Proof of the uniqueness of $n^{th}$ root

Question

I am reading Rudin's Principles of Mathematical Analysis and am trying to work through the proof of Theorem 1.21 (in my edition). I have reproduced this below for completeness.

1.21 Theorem For every real $x>0$ and every integer $n>0$ there is one and only one real positive $y$ such that $y^n = x$.

First he proves that there is only one such $y$. Then he proves that given the set $E$, defined as being the set of all $t$ such that $t^n<x$, is bounded and nonempty and thus has a supremum in $\mathbb{R}$.

He then claims that $y=\sup E$. In order to prove that $y^n = x$ he goes on to prove that both $y^n<x$ and $y^n>x$ both lead to contradictions. I get the reasoning of the argument as above, but when it comes to proving these inequalities lead to contradictions I have difficulties justifying his steps.

Namely, he introduces the identity $$b^n-a^n = (b-a)(b^{n-1} + b^{n-2}a + ... + a^{n-1})$$ which is fine. But he then says that

$$b^n-a^n < (b-a)nb^{n-1}$$ for $0<a<b$. This step I do not quite follow. I can't see why it is necessarily true. That aside, I struggle with the next step even more. He then sets up the first inequality:

Assume $y^n<x$ Choose $h$ so that $0<h<1$ and $h<\frac{x-y^n}{n(y+1)^{n-1}}.$

Then using the identity above and setting $a=y$ and $b=y+h$, we quite clearly$^1$ get that $(y+h)^n < x$ and so by definition $y+h \in E$, but this is a contradiction. The step I am struggling to justify is why we can just introduce this convenient $h$ in order to get what we want. Am I being stupid? Perhaps I am just not used to this type of argument.

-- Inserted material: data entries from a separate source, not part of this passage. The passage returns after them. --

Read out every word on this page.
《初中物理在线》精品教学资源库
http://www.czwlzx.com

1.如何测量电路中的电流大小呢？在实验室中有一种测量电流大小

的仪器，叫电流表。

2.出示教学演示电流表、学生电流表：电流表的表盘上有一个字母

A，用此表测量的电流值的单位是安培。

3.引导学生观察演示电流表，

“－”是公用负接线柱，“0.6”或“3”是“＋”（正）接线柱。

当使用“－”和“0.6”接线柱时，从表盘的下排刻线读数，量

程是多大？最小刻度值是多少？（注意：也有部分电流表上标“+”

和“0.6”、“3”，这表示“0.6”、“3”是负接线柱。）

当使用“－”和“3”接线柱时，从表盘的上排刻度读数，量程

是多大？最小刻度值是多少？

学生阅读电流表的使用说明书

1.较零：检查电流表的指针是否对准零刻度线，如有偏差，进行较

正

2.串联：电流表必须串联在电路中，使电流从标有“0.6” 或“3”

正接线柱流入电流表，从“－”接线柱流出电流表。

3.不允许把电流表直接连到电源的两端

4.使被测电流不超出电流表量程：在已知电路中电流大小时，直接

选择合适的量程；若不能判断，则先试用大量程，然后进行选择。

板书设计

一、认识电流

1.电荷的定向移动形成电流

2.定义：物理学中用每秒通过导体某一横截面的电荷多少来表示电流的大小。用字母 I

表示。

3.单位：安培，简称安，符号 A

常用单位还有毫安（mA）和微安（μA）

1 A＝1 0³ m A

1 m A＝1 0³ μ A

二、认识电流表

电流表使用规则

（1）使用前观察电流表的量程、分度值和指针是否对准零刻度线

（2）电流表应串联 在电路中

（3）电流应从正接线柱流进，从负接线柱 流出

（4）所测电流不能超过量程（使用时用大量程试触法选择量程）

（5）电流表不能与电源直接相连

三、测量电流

1. $(y+h)^n - y^n < hn(y+h)^{n-1} < hn(y+1)^{n-1}<x-y^n$

Answer 1

For the inequality $b^n-a^n<(b-a)nb^{n-1}$ (which is only strict for $n>1$, obviously):

Note that $b>a>0$, $b^{k}\geq a^k$, so $b^{m-k}a^k\leq b^m$ for any $m\geq k\geq 0$ (with strict inequalities unless $b=1$ and $k=0$, or $m=k=0$). Then in particular, $$\underbrace{b^{n-1}+b^{n-2}a+\ldots +a^{n-1}}_{n\text{ terms}}\leq \underbrace{b^{n-1}+b^{n-1}+\ldots+b^{n-1}}_{n\text{ terms}}=nb^{n-1}$$ with strict inequality for $n>1$. In particular, for $n>1$ $$b^n-a^n=(b-a)(b^{n-1}+\ldots+a^{n-1})<(b-a)nb^{n-1}.$$

For the choice of $h$, we have the assumption that $x>y^n$, $y>0$, and $n>0$. Then $x-y^n>0$ and $n(y+1)^n>0$, so $\frac{x-y^n}{n(y+1)^n}>0$. Then by the Archimedian Property of real numbers, there is a smaller positive number $\frac{x-y^n}{n(y+1)^n}>h'>0$. Finally, either $h'<1$ and we set $h=h'$; or $h'>1$, in which case we can pick $h$ to be any number smaller than 1 (say, $h=.1$).

Answer 2

We have $b^{n-2}a<b^{n-2}b=b^{n-1}$, $b^{n-3}a^2<b^{n-3}b^2=b^{n-1}$, etc. Hence $b^n-a^n=(b-a)(b^{n-1}+b^{n-2}a+b^{n-3}a^2+\dots)<(b-a)nb^{n-1}$ (because there are $n$ terms in the parentheses).

As to $h$, the fraction $(x-y^n)/(n(y+1)^{n-1})$ is positive, and you can take $$ h=\frac12\min\{1,(x-y^n)/(n(y+1)^{n-1})\}. $$